The goal is to provide a TF-IDF-based ranking for the documents.
- Since you have already collected frequency information in step 1, please further compute IDF for each term.
- For each document, calculate the length of the corresponding document vector.
- For each incoming query, pre-process the query with the stop list and stemmer. Identify candidate documents that contain at least one query term.
- Meanwhile, compute the length of the query vector.
- Finally, compute the TF-IDF similarity score between the query and each candidate document (there is no need to construct the complete document vector, or loop through all dimensions in the vector space).

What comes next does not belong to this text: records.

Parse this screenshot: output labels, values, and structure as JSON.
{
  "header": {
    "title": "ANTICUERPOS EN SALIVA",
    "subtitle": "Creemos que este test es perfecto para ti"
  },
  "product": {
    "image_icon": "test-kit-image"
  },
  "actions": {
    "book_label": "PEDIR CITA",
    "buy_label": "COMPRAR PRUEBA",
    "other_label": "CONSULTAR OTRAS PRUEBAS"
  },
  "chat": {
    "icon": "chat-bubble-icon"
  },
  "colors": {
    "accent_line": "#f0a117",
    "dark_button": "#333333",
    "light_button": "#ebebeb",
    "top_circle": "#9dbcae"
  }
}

- Sort the documents by the score.
- Identify a domain of interest (e.g., Wikipedia, NFL, etc.). Ideally, the size of the domain should be manageable, and the link structure is not too complicated to follow. The crawler should contain at least three components:
- (1) a multi-threaded spider that fetches and parses webpages,
- (2) the URL frontier which stores to-be-crawled URLs; and
- (3) the URL repository that stores crawled URLs. Please be polite to the site. Please collect a few hundreds to a few thousands of pages.
-
Feed the collected documents to the search engine that you implemented in step 2.
-
Implement a Web-based interface to take user queries and return answers (document names, snapshot with search term(s) highlighted, and URL) to the user. You only need to provide a reasonable (not so fancy) interface, you can use WYSIWYG editors to generate HTML. Keep this version of your search engine, since it will be compared with two future versions.
-
Define your own score that reflects the proximity of search terms in each document.
-
Define your own algorithm to integrate term proximity score with the tf-idf score from step 2.
- Search personalization: use cookies to track users. Record each search and each click-through. For a new query, add a small component of the "search history" as query expansion.
- Relevance feedback. For each query, allow the user to identify a set of "positive" and "negative" results. Use user feedback to update the query and return new (refined) results to the user.